Despite the fifth year of post-financial crisis recovery, inequality is growing. The first two months of 2013 saw median incomes drop by 1.1%, to $51,404, moving it 5.6% below where it was in June 2009 (from $54,437 at the start of the recovery). Since 2000, Americans have seen the median income drop nearly 9%.
At the other side of the income spectrum, a different story has unfolded. Since 2009, while the bottom 90% saw their incomes shrink, the top 10% of earners took a whopping 149% of the post-recovery growth! How is that possible, you ask?
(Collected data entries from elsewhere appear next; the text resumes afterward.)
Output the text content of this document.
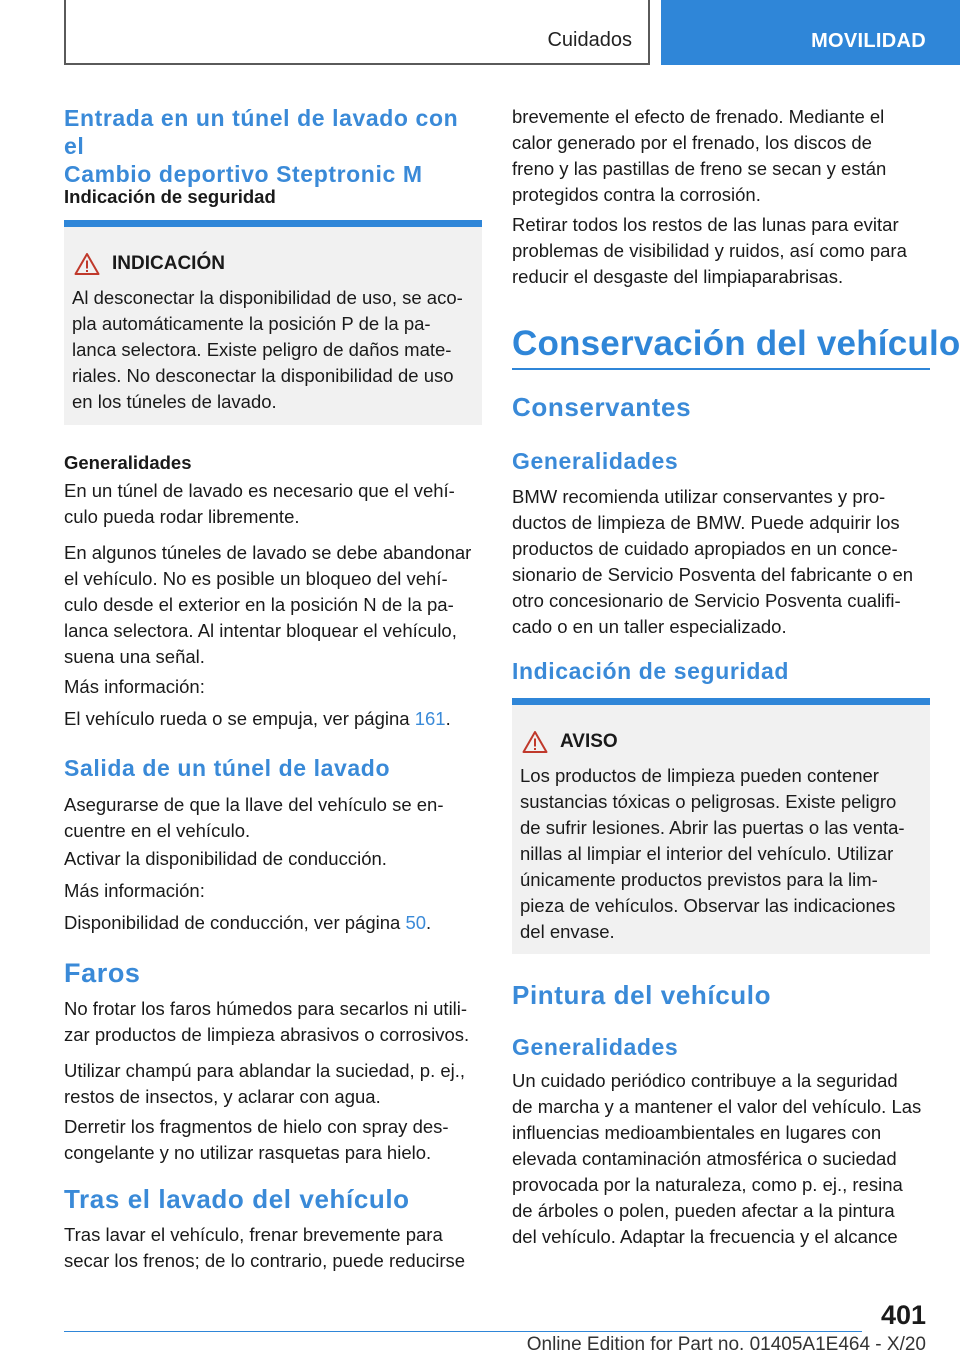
Cuidados	MOVILIDAD
Entrada en un túnel de lavado con el
Cambio deportivo Steptronic M
Indicación de seguridad
INDICACIÓN
Al desconectar la disponibilidad de uso, se aco-
pla automáticamente la posición P de la pa-
lanca selectora. Existe peligro de daños mate-
riales. No desconectar la disponibilidad de uso
en los túneles de lavado.
Generalidades
En un túnel de lavado es necesario que el vehí-
culo pueda rodar libremente.
En algunos túneles de lavado se debe abandonar
el vehículo. No es posible un bloqueo del vehí-
culo desde el exterior en la posición N de la pa-
lanca selectora. Al intentar bloquear el vehículo,
suena una señal.
Más información:
El vehículo rueda o se empuja, ver página 161.
Salida de un túnel de lavado
Asegurarse de que la llave del vehículo se en-
cuentre en el vehículo.
Activar la disponibilidad de conducción.
Más información:
Disponibilidad de conducción, ver página 50.
Faros
No frotar los faros húmedos para secarlos ni utili-
zar productos de limpieza abrasivos o corrosivos.
Utilizar champú para ablandar la suciedad, p. ej.,
restos de insectos, y aclarar con agua.
Derretir los fragmentos de hielo con spray des-
congelante y no utilizar rasquetas para hielo.
Tras el lavado del vehículo
Tras lavar el vehículo, frenar brevemente para
secar los frenos; de lo contrario, puede reducirse
brevemente el efecto de frenado. Mediante el
calor generado por el frenado, los discos de
freno y las pastillas de freno se secan y están
protegidos contra la corrosión.
Retirar todos los restos de las lunas para evitar
problemas de visibilidad y ruidos, así como para
reducir el desgaste del limpiaparabrisas.
Conservación del vehículo
Conservantes
Generalidades
BMW recomienda utilizar conservantes y pro-
ductos de limpieza de BMW. Puede adquirir los
productos de cuidado apropiados en un conce-
sionario de Servicio Posventa del fabricante o en
otro concesionario de Servicio Posventa cualifi-
cado o en un taller especializado.
Indicación de seguridad
AVISO
Los productos de limpieza pueden contener
sustancias tóxicas o peligrosas. Existe peligro
de sufrir lesiones. Abrir las puertas o las venta-
nillas al limpiar el interior del vehículo. Utilizar
únicamente productos previstos para la lim-
pieza de vehículos. Observar las indicaciones
del envase.
Pintura del vehículo
Generalidades
Un cuidado periódico contribuye a la seguridad
de marcha y a mantener el valor del vehículo. Las
influencias medioambientales en lugares con
elevada contaminación atmosférica o suciedad
provocada por la naturaleza, como p. ej., resina
de árboles o polen, pueden afectar a la pintura
del vehículo. Adaptar la frecuencia y el alcance
401
Online Edition for Part no. 01405A1E464 - X/20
Because the incomes of the bottom 90% shrank. The top 1% captured 81% of the gains, of which more than half went to the top 1/10 of the 1%, and 39% of the gains to the top 1% of the 1%.
“Ponder that last fact for a moment,” says Johnston. “The top 1 percent of the top 1 percent, those making at least $7.97 million in 2011, enjoyed 39 percent of all the income gains in America. In a nation of 158.4 million households, just 15,837 of them received 39 cents out of every dollar of increased income.”
We’ve got more questions than answers.
The dangers of growing income inequality are now widely recognized. Yet, there’s little dialogue regarding how to reverse the tide, especially in the US.
At issue is a fundamental question:
How do we recast the American economy so that it generates broad-based growth, as opposed to merely great growth at the very top, and flat (or even regressive) growth for everyone else?
Oxfam is still trying to identify the best policy solutions to help curb inequality in the US, and we’re interested what our allies, adversaries, and the blogosphere have to say about the following possibilities:
1) Target the wealthy. Make corporations and rich people pay their fair share.
2) Gain greater access to social services for the very poor.
3) Strengthen organized labor.
4) Raise the minimum wage.
5) Improve education.
6) Clean up America’s legislative and regulatory bodies, which are too corrupted by wealth.
7) Focus on creating more incentives for an environment of inclusive growth.
I offer these to stimulate thinking, not as a be-all-end-all list. So what’s missing? Which of these or other policy responses may prove best to reverse the US’s growing inequality? We want to hear from you!